Graffiti (or “street art”) used to be subversive and mean some about redefining public space. But as the recent controversy over an accidentally erased graffiti in Sao Paulo shows, Street Art is the new equestrian statue: signed and authorial, curated, protected and endorsed by public authorities. When you take subversiveness, anonymity and transience away from graffiti, what remains are images that are always nauseatingly tacky.
Rock music used to be “the voice of [my] generation”, and we came to expect this from rock. It was a made-for-tv, morning news platitude to assert it. Nowadays, however, it is difficult to think a person with a guitar is on par with his times; the latest bands could just as well be playing jazz. Ok Computer might have been the last time rock mattered - and some people rushed in to say it was not rock anymore.
I never understood the thing between hipsters and knitting/stitching: it’s ironic, sure, but the joke wears thin pretty quickly. You people got over it, right? Right?
Nifty interview with Rosalind Williams, author of Notes on the Underground, a book about that which lies beneath our feet - as the article puts it, “how actual and imaginary underworlds shaped our attitudes toward the manufactured environments that we inhabit.”

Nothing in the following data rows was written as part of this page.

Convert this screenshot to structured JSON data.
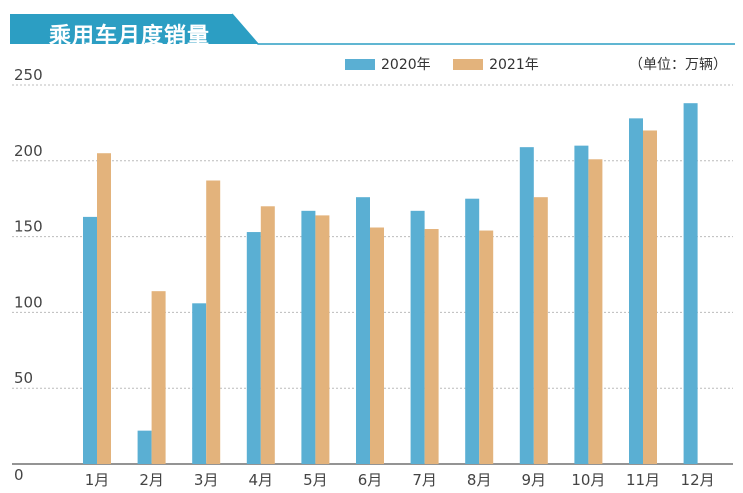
{
  "title": "乘用车月度销量",
  "unit_label": "（单位：万辆）",
  "colors": {
    "title_bg": "#2c9ec3",
    "series_2020": "#5aafd3",
    "series_2021": "#e3b37c",
    "grid": "#bcbcbc"
  },
  "chart_data": {
    "type": "bar",
    "categories": [
      "1月",
      "2月",
      "3月",
      "4月",
      "5月",
      "6月",
      "7月",
      "8月",
      "9月",
      "10月",
      "11月",
      "12月"
    ],
    "series": [
      {
        "name": "2020年",
        "values": [
          163,
          22,
          106,
          153,
          167,
          176,
          167,
          175,
          209,
          210,
          228,
          238
        ]
      },
      {
        "name": "2021年",
        "values": [
          205,
          114,
          187,
          170,
          164,
          156,
          155,
          154,
          176,
          201,
          220,
          0
        ]
      }
    ],
    "ylim": [
      0,
      250
    ],
    "yticks": [
      0,
      50,
      100,
      150,
      200,
      250
    ],
    "grid": true,
    "legend_position": "top"
  }
}
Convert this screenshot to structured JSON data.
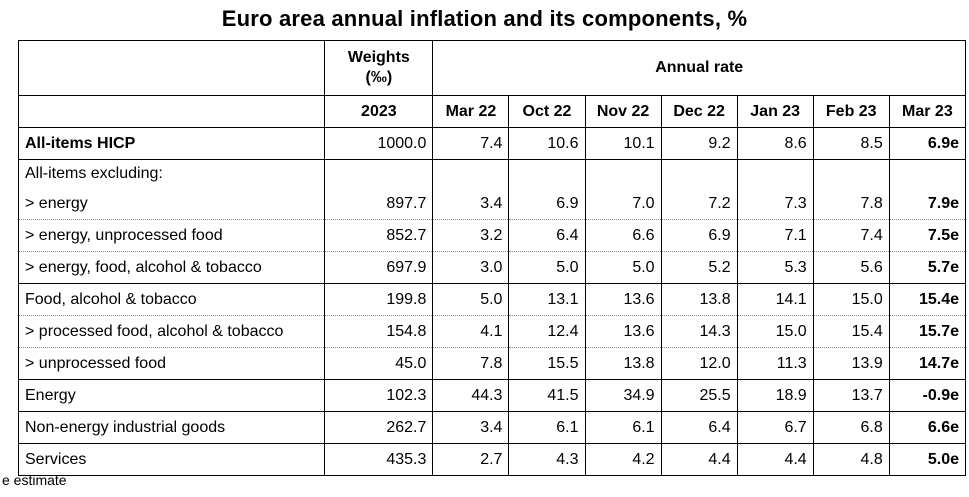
{
  "title": "Euro area annual inflation and its components, %",
  "header": {
    "weights_label_line1": "Weights",
    "weights_label_line2": "(‰)",
    "annual_rate_label": "Annual rate",
    "weights_year": "2023",
    "months": [
      "Mar 22",
      "Oct 22",
      "Nov 22",
      "Dec 22",
      "Jan 23",
      "Feb 23",
      "Mar 23"
    ]
  },
  "rows": [
    {
      "label": "All-items HICP",
      "weight": "1000.0",
      "values": [
        "7.4",
        "10.6",
        "10.1",
        "9.2",
        "8.6",
        "8.5",
        "6.9e"
      ]
    },
    {
      "label": "All-items excluding:",
      "weight": "",
      "values": [
        "",
        "",
        "",
        "",
        "",
        "",
        ""
      ]
    },
    {
      "label": "> energy",
      "weight": "897.7",
      "values": [
        "3.4",
        "6.9",
        "7.0",
        "7.2",
        "7.3",
        "7.8",
        "7.9e"
      ]
    },
    {
      "label": "> energy, unprocessed food",
      "weight": "852.7",
      "values": [
        "3.2",
        "6.4",
        "6.6",
        "6.9",
        "7.1",
        "7.4",
        "7.5e"
      ]
    },
    {
      "label": "> energy, food, alcohol & tobacco",
      "weight": "697.9",
      "values": [
        "3.0",
        "5.0",
        "5.0",
        "5.2",
        "5.3",
        "5.6",
        "5.7e"
      ]
    },
    {
      "label": "Food, alcohol & tobacco",
      "weight": "199.8",
      "values": [
        "5.0",
        "13.1",
        "13.6",
        "13.8",
        "14.1",
        "15.0",
        "15.4e"
      ]
    },
    {
      "label": "> processed food, alcohol & tobacco",
      "weight": "154.8",
      "values": [
        "4.1",
        "12.4",
        "13.6",
        "14.3",
        "15.0",
        "15.4",
        "15.7e"
      ]
    },
    {
      "label": "> unprocessed food",
      "weight": "45.0",
      "values": [
        "7.8",
        "15.5",
        "13.8",
        "12.0",
        "11.3",
        "13.9",
        "14.7e"
      ]
    },
    {
      "label": "Energy",
      "weight": "102.3",
      "values": [
        "44.3",
        "41.5",
        "34.9",
        "25.5",
        "18.9",
        "13.7",
        "-0.9e"
      ]
    },
    {
      "label": "Non-energy industrial goods",
      "weight": "262.7",
      "values": [
        "3.4",
        "6.1",
        "6.1",
        "6.4",
        "6.7",
        "6.8",
        "6.6e"
      ]
    },
    {
      "label": "Services",
      "weight": "435.3",
      "values": [
        "2.7",
        "4.3",
        "4.2",
        "4.4",
        "4.4",
        "4.8",
        "5.0e"
      ]
    }
  ],
  "footnote": "e estimate"
}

And troubles in Hamburg, small town in Good Home Iowa: The town’s sheriff’s 17 year-old niece climbs up a stage and strips off her clothes, the art card is played on the behalf of those involved, and controversy ensues: Is stripping art? “Dance has been considered one of the arts, as is sculpture, painting and anything else like that. What Clarence has is a club where people can come and perform,” says laywer. “(…) While she was there, she felt like dancing so she got up and danced on the stage and then she took her clothes off. Trouble with that is she’s the sheriff’s niece.” (btw: no pictures)
This reminds me of another, more troublesome court case in Canada a few years back. I’ll see if I can google it later.
I might have deleted some legitimate comments in the approval queue (I need to update wordpress, apparently the spam filter is outdated). Sorry if that was the case.
Bookseller buys stash of books from old lady, whose husband had recently passed away. Arriving home, he checks the material and finds hollowed-out books packed with pornographic polaroids of said deceased husband and what must have been his lovers. Uncertain what to do with such treasure, he asks the Internet.
(Apropos: I had seen a step-by-step guide to assemble hollowed-out books some time ago somehwere on the Internets. I don’t remember where, though, and I doubt I have the manual skills to pull it off decently. Are they difficult to come by? What are the secret mercadolivre keywords?)